There is a long history of art that deals with pain, death, loss, and sadness. The danger in such work, at least to me, is that it can be emotionally manipulative and lead you to think more highly of something than you otherwise might not, if it was about another subject. As the only creatures aware of both our own mortality and the ephemerality of all things, be they love or friendship or an ice cream cone, I think we're preconditioned to want to love art that addresses these topics. They're subjects we're always aware of, even if not consciously, and when art forces us to confront them, we can be overwhelmed and automatically accept them at face value rather than detaching ourselves from our emotions and asking whether we like them because of their subject matter or in spite of it.
Hospice is a conceptual piece about the death of a character's lover from cancer. Not every song follows this theme, with 'Bear' about a couple (possibly the same couple, pre-cancer diagnosis) who glibly decide to have an abortion after an unexpected pregnancy, subsequently driving them apart. The music is appropriately dour for such subjects, with a cold, clinical production style and sound that reminds me of a less atmospheric version of Atlas Sound's Let The Blind Lead Those Who See But Cannot Feel, an album that also dealt with hospital scenes, surgery, and love. Hospice ranges from the lengthy electronic introspection of 'Atrophy' (with the devastating line "I'm bound to your bedside/your eulogy singer") to the bright and melodic 'Two', which kind of reminds me of Arcade Fire's Funeral in the way that album met death and loss with huge peaks of emotional release and strong hooks. Electro-Shock Blues by the Eels is another touchstone for Hospice, not so much as a sonic influence as it is a similar conceptual piece about death, loss, and pain.

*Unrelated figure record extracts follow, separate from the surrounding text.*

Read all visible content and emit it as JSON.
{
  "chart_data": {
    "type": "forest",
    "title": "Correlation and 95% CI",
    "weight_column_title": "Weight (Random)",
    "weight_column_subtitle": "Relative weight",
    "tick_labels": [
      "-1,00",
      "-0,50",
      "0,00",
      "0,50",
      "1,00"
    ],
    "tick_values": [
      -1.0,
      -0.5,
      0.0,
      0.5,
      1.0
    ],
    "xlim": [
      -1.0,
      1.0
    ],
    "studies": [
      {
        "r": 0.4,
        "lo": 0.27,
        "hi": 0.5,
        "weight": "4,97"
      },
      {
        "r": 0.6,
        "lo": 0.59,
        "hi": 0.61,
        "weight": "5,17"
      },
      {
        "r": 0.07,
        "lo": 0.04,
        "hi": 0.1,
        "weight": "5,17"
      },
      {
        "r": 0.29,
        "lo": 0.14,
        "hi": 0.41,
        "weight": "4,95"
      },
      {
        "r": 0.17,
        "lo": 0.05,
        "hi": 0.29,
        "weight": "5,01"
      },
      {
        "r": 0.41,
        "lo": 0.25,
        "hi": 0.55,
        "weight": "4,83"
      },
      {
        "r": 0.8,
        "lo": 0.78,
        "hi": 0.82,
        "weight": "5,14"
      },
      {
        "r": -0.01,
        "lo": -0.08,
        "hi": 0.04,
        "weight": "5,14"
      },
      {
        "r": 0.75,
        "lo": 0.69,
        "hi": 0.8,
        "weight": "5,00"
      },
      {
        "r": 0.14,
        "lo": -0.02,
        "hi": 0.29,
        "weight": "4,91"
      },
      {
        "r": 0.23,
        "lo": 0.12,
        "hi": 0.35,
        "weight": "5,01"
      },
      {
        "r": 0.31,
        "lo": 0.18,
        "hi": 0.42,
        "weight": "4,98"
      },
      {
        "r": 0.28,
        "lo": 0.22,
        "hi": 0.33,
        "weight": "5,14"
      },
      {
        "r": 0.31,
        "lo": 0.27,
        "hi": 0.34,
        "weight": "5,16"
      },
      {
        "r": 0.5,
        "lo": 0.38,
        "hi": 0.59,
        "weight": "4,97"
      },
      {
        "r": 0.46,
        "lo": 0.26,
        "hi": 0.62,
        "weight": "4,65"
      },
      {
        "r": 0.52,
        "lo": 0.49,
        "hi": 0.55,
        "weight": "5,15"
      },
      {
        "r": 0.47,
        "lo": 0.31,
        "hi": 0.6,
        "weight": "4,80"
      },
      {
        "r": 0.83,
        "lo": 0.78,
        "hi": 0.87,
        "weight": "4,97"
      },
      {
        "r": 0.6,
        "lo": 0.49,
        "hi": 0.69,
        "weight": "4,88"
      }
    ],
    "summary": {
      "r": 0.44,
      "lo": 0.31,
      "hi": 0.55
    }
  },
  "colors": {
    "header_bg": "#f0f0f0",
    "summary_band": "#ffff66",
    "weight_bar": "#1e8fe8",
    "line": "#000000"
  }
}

The huge difference between Electro-Shock Blues and Hospice, at least in my mind, is that the former was based on true experiences that Mark Oliver Everett went through with the deaths of his sister and mother (and likely his father, who died when he was fairly young). By contrast, Hospice is an entirely fictionalized work, at least according to what we know. The question of authenticity is a tricky one in art, and I don't want to imply that creators have to have experienced a story or emotion themselves for it to ring true and be acceptable. I don't question that the members of Antlers have experienced some form of death and loss in their own lives; everyone has. Furthermore, the band doesn't need to have lost a love to cancer for this album to be good. What I do question is whether Hospice is, purposefully or otherwise, emotionally manipulative to listeners. We ascribe certain qualities to art that deals with serious issues, among them somewhat nebulous concepts like "importance." We often automatically assume that "serious" or "important" art is always successful and worthy of accolades. After all, how often do comedies win at the Academy Awards versus those full of drama, violence, and romance? While I do like Hospice, I think it's been overrated due to the deeply personal reactions that people have to it. It's next to impossible to separate our emotional reactions from art, and there are many things from my youth that I probably love more due to feelings I derive from them rather than their inherent quality. But I can still put a critical eye to think and admit that it's more a case of something in me responding to the work rather than some quality inherent in said work.
I guess what I'm trying to say is, the people who are calling Hospice one of the best albums of the year are really saying it's one of their favorite albums of the year. There is a definite distinction here if you give it some thought. Personally, the first few times I listened to this album, I liked it quite a bit, but at the same time, I also didn't quite see what the big deal was. It was only when I started to pay attention to the lyrics and themes running through the album that I began to understand. I suspect that Hospice will be a deeply personal experience for many listeners, but sometimes you have to force yourself to separate your emotional response from your intellectual one. This is a good album, but it's neither one of the best albums of 2009 nor is it one of the best albums that deals with death, illness, and pain.